I was also actively involved in preparing for my professional future. My new career plan was to become a director of a university counseling center. Part of that preparation was seeking an ABPP behind my name, becoming a diplomate in counseling psychology accredited by the American Board of Professional Psychology. I learned that the first step was to become a licensed psychologist in my own state. Thus began a year of early morning study and auditing those psychology classes I had not taken in my training, since my degree was in the college of education.

It was a snowy day that several of us made the trip to Seattle to take the written psychology examination. I sweat blood for three hours and was completely drained afterwards. I felt a real sense of pride when I learned later that not only had I passed but had scored among the highest taking the exam. My arduous early morning study had paid off.
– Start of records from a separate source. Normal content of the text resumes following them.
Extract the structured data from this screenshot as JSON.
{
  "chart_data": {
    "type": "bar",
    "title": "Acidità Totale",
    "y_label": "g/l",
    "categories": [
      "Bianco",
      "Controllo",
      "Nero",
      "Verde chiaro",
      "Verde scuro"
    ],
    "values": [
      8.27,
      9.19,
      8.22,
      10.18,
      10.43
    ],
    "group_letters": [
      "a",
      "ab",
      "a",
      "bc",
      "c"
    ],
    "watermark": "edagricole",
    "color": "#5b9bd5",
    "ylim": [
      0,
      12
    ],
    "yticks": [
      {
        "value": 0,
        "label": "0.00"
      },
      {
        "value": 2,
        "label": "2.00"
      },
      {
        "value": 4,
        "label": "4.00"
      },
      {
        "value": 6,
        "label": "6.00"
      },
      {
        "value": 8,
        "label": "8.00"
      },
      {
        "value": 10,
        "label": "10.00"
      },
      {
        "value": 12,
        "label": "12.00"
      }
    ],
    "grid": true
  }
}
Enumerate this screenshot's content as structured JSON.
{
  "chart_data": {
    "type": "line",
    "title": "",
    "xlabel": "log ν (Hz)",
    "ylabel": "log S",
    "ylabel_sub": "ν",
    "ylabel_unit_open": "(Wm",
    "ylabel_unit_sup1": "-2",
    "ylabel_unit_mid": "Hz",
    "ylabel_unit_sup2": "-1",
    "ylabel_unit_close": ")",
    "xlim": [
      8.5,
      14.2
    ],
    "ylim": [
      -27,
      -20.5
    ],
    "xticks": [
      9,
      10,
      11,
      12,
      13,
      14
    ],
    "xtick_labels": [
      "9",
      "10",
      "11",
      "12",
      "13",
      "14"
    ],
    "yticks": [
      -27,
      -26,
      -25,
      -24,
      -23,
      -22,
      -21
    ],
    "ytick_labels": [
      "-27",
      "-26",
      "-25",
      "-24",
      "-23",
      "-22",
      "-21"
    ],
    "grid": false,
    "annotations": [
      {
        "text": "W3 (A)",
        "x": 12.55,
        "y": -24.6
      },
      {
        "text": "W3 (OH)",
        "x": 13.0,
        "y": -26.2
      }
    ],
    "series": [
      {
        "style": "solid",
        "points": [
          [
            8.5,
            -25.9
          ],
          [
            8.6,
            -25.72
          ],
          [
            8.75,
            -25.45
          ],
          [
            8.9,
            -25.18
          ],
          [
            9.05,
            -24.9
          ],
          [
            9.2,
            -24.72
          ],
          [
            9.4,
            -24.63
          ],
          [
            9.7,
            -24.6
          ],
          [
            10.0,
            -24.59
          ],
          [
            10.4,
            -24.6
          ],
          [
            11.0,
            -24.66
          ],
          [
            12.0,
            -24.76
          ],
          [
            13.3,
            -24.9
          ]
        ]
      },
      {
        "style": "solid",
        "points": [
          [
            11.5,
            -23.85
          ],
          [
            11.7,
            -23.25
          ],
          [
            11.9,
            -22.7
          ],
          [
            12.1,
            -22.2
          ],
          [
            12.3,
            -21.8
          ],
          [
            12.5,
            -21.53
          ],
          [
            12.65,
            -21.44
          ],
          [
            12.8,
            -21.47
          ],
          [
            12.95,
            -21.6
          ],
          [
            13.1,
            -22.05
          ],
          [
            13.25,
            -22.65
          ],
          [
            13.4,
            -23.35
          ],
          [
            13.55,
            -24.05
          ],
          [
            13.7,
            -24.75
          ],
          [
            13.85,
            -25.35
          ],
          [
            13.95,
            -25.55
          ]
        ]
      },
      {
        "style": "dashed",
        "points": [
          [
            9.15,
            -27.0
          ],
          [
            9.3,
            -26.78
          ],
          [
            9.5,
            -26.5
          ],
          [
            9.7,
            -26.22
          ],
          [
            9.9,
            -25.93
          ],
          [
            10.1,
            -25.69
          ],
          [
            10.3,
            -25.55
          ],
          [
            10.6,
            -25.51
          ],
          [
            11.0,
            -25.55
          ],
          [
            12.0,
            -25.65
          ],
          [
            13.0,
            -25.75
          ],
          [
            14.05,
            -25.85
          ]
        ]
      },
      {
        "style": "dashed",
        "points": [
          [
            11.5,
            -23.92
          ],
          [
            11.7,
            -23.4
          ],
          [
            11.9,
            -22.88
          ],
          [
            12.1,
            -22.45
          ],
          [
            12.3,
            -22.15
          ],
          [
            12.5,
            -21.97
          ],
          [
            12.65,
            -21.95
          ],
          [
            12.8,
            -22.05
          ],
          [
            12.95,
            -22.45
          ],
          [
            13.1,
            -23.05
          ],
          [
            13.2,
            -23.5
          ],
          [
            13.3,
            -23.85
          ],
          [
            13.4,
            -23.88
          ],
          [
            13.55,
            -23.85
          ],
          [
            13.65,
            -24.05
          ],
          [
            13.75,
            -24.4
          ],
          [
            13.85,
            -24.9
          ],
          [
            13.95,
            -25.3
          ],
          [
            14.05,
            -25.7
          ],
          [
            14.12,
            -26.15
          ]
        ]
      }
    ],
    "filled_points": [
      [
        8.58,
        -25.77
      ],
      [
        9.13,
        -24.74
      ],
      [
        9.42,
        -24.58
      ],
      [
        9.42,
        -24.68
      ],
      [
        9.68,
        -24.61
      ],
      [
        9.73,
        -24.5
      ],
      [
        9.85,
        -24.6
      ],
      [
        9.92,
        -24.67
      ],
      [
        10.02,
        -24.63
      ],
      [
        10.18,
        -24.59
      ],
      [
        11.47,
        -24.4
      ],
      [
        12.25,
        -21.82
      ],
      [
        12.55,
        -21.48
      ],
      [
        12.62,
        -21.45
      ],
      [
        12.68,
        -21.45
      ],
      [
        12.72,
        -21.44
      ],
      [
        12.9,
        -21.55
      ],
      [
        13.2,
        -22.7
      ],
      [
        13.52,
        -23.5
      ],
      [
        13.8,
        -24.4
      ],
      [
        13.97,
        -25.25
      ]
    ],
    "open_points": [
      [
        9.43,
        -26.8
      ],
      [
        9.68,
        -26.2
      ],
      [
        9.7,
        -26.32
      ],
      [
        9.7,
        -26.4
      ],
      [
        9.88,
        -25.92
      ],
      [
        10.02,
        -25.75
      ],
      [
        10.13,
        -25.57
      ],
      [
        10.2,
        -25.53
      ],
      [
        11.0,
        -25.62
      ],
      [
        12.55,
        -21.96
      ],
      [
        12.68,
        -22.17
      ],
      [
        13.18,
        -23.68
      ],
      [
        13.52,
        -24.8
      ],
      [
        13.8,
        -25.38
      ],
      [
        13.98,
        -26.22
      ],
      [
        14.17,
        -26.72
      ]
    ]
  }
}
I was now a Psychologist and was issued License  No. 5 in the state of Washington.

Working with high school youth at Simpson United Methodist Church, I began to hear again the call to ministry ten years after the earlier call. I related well to youth, I was a good speaker, I loved to counsel, I thrived in the community of the church, and yes, I continued to sing in the choir. I thought that those qualities would fit well with becoming a counseling psychologist on a large church staff. Dr. Robert Albertson, a professor in the religion department of the University of Puget Sound said, “You need a year of theological school and the one to go to is the School of Theology at Claremont.” After four years in Washington we sold our house two days after putting it on the market, searched for a job in southern California, prepared to pack the U-Haul truck and head south. California here we come!

2 Comments so far

  1. by Scranton Zoo | April 16th, 2008 | 11:30 am

    Great post. I really enjoyed it. I will have to bookmark this site for later.

  2. by Robert Brizee | June 9th, 2008 | 11:47 am

    Dear Scranton Zoo:

    I am pleased to hear of your enjoyment. As writing it, I felt both pleasure and anguish, mixed feelings. I was determined to be honest for better or worse. The music of the organ still elicits great feeling and I am grateful for that first sense of the spiritual dimension in my life which before had lacked meaning and purpose.
    I would be interested in your future visits to the site.